Kapal kemudian digiring ke tepian, hingga keesokan hari kapten kapal dari PT Gasing Sulawesi, perusahaan konsesi datang negosiasi.

Negosiasi berlangsung alot, hingga mereka dilepaskan warga atas bantuan kepolisian. Kepala desa yang kedapatan bersama kapal dipaksa menandatangi kesepakatan agar menolak aktivitas tambang pasir.

Boskalis Internasional Indonesia adalah pemenang tender proyek reklamasi Kawasan Centre Point of Indonesia (CPI) Makassar bersama konsultan supervisi PT Witteveen Bos Indonesia. Proyek ini dapat sokongan dana atas kerjasama operasi dari PT Ciputra Tbk dan PT Yasmin Bumi Asri.

Kerjasama berperkara hukum, lantaran izin reklamasi Pemerintah Sulawesi Selatan digugat Aliansi Selamatkan Pesisir (ASP) Makassar.

Awalnya mega proyek ini tak berencana melibatkan swasta dan disinyalir melanggar UU lingkungan hidup, PP No. 27 /2012 tentang izin lingkungan. Juga Perpres No. 122/2012 tentang reklamasi di wilayah pesisir dan pulau-pulau kecil serta Permen Kelautan dan Perikanan No. 17/2013 soal pedoman perizinan reklamasi.

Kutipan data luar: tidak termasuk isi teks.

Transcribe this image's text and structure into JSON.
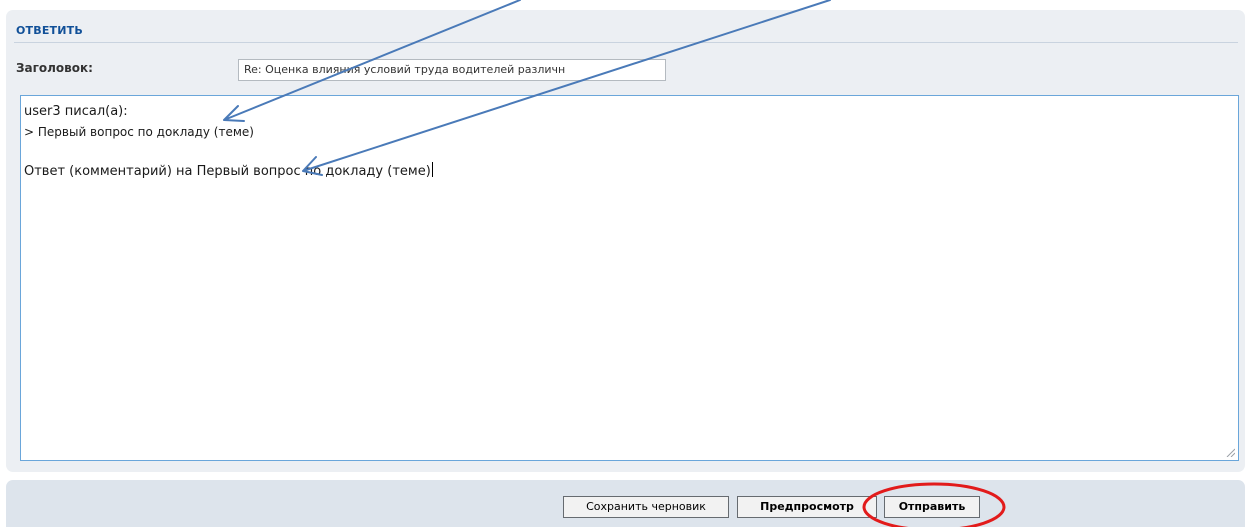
{
  "panel": {
    "header": "ОТВЕТИТЬ"
  },
  "subject": {
    "label": "Заголовок:",
    "value": "Re: Оценка влияния условий труда водителей различн"
  },
  "message": {
    "lines": [
      "user3 писал(а):",
      "> Первый вопрос по докладу (теме)",
      "",
      "Ответ (комментарий) на Первый вопрос по докладу (теме)"
    ]
  },
  "buttons": {
    "save_draft": "Сохранить черновик",
    "preview": "Предпросмотр",
    "submit": "Отправить"
  },
  "annotations": {
    "arrow_color": "#4a7ab8",
    "highlight_color": "#e21b1b"
  }
}
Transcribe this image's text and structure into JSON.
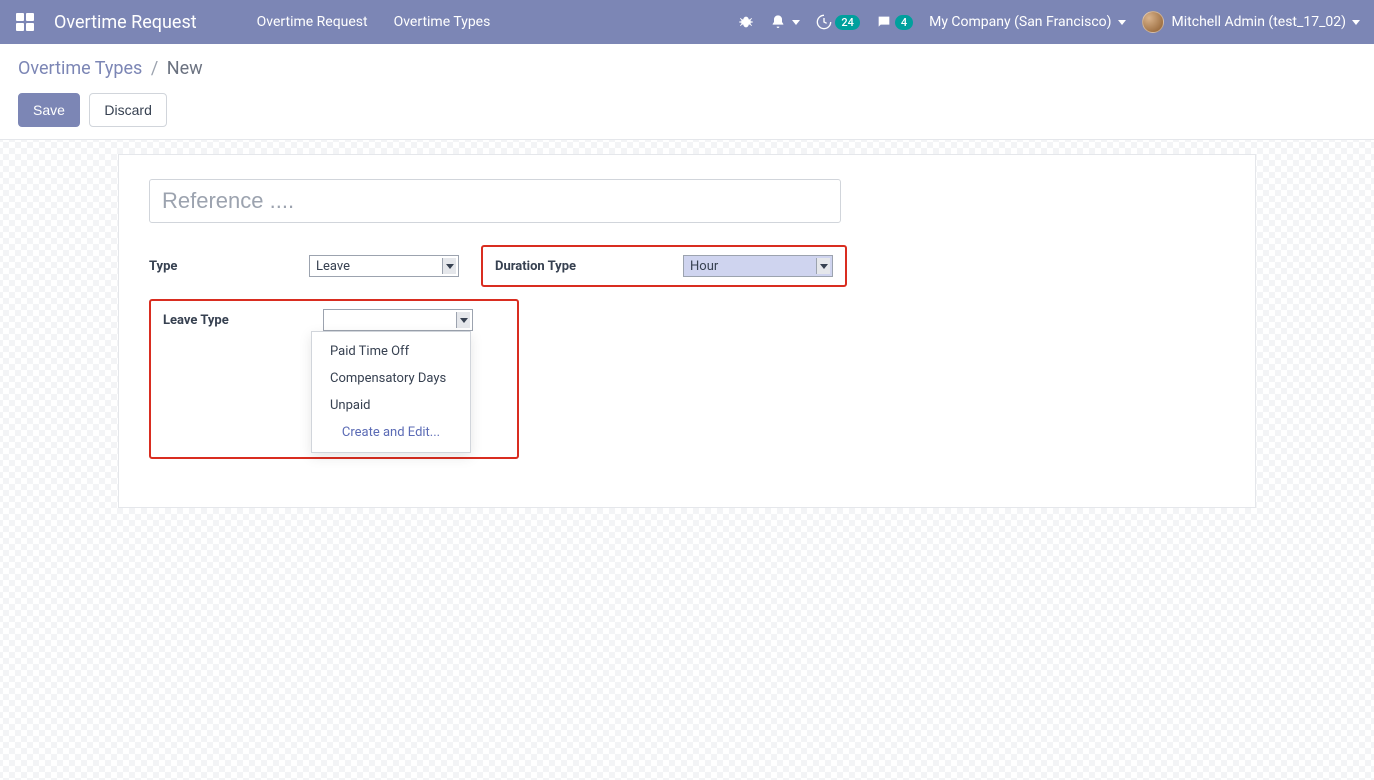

Penggalian pasir di laut Takalar untuk penimbunan 157,23 hektar CPI. Pengembang membutuhkan 22.627.480 meter kubik pasir dan tanah urugan. Selain dari laut, pasir juga dari daratan di Gowa dan Takalar.

 

Warga nelayan mengepung kapal tambang pasir. Foto: Rahmat Hardiansya

 

 Abrasi mengintai

Nurlinda Taco, Tokoh Masyarakat Galesong Utara, khawatir kerusakan laut. Dia bersama masyarakat melakukan berbagai cara agar empat kecamatan yang terdmpak langsung— Kecamatan Galesong Utara, Galesong Selatan, Galesong dan Sanrobone—tak setuju pengerukan pasir ini.

Di wilayah-wilayah ini ribuan orang sebagai nelayan. “Selama ini nelayan dilarang membom ikan, ancaman bisa penjara, untuk reklamasi, pasir laut diambil, padahal kerusakan ekosistem lebih besar dari mengebom,” katanya.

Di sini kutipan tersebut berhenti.